En ivm het grote aantal (17) Nederlandstalige parlementsleden in het Brussels Hoofdstedelijk Parlement: een goede 10 jaar geleden was hun aantal beperkt tot 11. Dit werd toen algemeen gezien als een probleem (ook door de sp.a): omdat ze met zo weinig waren en het werk dus niet konden verdelen,
was het voor de Nederlandstalige fracties zeer moeilijk om al die commissies, plenaire zittingen en raadsvergaderingen bij te wonen (een parlementslid kan maar in een commissie tegelijk aanwezig zijn natuurlijk). Het kan natuurlijk niet dat in een officieel tweetalig parlement een taalgroep de
facto in de onmogelijkheid is om zijn (controle)werk naar behoren uit te voeren. Vandaar dat er een aanpassing is gebeurd. En zo zijn er inderdaad in het totaal wellicht erg veel parlementsleden maar het parlement heeft dan ook een erg belangrijke taak te vervullen. Bovendien zou ik graag zien
dat het Gewest meer macht krijgt t.o.v. de gemeenten, we kunnen er dus makkelijk voor zorgen dat alle parlementsleden hun handen vol hebben. Opnieuw: dit evenwicht overboord gooien en je Nederlandstalige parlementsleden dus eigenlijk monddood maken, lijkt me geen goede optie.

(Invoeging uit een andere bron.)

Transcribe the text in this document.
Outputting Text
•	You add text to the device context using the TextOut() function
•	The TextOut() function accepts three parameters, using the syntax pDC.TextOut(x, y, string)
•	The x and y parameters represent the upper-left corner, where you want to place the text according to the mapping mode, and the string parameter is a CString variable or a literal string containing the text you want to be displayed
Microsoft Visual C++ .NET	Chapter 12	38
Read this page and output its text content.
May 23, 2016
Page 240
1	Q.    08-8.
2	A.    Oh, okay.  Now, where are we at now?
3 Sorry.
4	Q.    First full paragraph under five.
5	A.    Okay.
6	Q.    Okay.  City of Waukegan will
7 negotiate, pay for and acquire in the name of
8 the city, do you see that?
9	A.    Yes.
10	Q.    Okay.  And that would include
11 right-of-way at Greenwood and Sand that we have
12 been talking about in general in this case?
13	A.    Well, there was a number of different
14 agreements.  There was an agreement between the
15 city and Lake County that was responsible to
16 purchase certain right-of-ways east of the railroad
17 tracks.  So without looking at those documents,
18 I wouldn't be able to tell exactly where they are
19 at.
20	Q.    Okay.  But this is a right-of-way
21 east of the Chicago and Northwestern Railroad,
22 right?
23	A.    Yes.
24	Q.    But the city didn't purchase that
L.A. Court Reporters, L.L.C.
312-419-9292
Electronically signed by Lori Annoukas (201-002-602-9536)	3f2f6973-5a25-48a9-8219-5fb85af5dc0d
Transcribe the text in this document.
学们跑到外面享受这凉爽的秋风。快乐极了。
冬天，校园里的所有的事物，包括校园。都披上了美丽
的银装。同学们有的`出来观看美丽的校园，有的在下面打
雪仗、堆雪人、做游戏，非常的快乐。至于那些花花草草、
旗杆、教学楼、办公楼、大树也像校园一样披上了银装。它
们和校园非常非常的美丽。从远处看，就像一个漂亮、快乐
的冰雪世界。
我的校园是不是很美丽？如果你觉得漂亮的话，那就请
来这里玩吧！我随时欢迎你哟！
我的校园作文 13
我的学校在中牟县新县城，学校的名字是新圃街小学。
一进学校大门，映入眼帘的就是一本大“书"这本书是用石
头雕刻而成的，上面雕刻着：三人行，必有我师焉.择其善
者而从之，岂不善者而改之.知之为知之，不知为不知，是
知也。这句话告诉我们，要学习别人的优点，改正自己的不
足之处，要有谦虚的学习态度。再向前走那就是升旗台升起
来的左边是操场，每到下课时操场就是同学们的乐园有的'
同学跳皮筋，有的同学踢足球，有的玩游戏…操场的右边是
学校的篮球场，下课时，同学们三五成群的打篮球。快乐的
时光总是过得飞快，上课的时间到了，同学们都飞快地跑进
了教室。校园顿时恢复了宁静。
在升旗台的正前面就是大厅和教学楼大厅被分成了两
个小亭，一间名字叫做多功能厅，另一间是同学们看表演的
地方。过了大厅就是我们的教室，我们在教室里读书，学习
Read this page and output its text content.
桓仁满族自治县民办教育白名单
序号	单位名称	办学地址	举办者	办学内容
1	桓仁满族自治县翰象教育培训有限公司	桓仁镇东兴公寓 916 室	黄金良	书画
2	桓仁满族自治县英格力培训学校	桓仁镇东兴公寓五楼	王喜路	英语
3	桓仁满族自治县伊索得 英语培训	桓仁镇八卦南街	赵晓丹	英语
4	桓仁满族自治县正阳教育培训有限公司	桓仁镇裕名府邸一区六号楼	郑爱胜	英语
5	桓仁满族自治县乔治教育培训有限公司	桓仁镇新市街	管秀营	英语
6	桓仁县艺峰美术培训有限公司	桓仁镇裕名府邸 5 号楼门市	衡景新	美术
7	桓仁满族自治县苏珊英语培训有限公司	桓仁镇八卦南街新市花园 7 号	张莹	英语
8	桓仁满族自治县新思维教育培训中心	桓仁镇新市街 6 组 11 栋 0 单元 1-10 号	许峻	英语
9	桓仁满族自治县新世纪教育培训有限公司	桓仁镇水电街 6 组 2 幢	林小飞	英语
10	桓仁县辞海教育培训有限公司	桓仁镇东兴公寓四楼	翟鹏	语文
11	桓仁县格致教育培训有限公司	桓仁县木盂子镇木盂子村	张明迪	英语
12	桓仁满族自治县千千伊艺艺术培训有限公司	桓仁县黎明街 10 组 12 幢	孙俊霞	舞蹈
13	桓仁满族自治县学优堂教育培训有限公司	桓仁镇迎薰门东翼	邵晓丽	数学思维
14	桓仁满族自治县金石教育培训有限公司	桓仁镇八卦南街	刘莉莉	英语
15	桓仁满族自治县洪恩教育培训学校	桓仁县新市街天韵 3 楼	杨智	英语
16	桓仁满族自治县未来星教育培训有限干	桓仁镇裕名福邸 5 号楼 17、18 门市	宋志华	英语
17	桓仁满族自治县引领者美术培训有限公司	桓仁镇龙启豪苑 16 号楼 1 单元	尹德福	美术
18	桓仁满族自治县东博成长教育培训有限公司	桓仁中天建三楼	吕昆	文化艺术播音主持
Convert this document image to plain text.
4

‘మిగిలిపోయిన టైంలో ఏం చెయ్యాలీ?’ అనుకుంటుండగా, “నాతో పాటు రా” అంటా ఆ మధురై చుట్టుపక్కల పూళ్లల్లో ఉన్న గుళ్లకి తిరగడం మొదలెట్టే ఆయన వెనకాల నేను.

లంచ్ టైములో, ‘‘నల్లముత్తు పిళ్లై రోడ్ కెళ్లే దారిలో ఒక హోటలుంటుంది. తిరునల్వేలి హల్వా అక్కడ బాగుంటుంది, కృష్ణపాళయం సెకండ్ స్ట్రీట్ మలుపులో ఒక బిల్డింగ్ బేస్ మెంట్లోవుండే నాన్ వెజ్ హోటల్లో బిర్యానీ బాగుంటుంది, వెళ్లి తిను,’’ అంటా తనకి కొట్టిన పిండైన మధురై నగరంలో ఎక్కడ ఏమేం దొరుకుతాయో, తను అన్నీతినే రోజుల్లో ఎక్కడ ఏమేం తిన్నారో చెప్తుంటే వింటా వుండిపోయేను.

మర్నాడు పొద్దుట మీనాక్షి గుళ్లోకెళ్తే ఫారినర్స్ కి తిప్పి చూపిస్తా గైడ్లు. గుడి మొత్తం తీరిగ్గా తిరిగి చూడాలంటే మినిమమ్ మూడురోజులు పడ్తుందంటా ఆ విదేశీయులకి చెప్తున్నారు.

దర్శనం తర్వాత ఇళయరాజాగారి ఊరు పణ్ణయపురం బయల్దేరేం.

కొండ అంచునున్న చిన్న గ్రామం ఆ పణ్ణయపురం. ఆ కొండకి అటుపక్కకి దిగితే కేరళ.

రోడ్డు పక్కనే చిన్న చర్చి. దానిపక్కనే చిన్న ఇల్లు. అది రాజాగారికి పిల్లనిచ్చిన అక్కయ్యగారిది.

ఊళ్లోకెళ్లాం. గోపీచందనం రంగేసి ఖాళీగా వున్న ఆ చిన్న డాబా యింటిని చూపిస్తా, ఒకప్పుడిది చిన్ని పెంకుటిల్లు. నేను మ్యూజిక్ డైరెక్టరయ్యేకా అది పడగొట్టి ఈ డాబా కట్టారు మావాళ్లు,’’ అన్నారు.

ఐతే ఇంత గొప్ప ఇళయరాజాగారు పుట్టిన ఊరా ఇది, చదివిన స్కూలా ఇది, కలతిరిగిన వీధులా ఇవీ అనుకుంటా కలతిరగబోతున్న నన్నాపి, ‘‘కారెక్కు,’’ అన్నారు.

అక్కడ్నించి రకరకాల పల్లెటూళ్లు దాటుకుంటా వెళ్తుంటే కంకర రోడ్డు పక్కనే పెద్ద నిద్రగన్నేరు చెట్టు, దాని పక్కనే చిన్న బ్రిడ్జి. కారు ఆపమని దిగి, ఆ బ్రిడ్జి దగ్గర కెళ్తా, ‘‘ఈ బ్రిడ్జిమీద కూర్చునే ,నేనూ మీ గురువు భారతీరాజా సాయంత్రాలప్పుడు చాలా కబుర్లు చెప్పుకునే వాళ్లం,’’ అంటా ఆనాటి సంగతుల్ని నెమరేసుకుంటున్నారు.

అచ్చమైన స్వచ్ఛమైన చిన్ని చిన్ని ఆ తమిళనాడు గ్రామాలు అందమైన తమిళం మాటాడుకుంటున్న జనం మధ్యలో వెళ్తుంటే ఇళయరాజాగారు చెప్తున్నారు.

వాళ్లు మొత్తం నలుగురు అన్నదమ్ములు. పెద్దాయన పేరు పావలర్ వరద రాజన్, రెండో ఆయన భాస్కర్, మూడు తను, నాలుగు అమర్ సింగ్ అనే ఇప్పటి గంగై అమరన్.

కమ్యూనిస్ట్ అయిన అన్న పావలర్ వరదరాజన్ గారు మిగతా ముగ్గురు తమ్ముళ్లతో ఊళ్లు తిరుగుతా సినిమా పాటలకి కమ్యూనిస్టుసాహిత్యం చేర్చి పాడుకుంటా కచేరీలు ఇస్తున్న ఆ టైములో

Als we de structuren in Brussel eenvoudiger, efficienter en eerlijker kunnen maken, dan kan je op me rekenen. Maar voor we veranderen, moeten we wel zeker zijn dat het zal beter zal worden. Doordacht handelen dus en niet met een paar schoten in het wilde weg om aandacht te krijgen of om de
aandacht van iets anders weg te halen. Zoniet zullen de Nederlandstalige Brusselaars er alleen maar bij verliezen.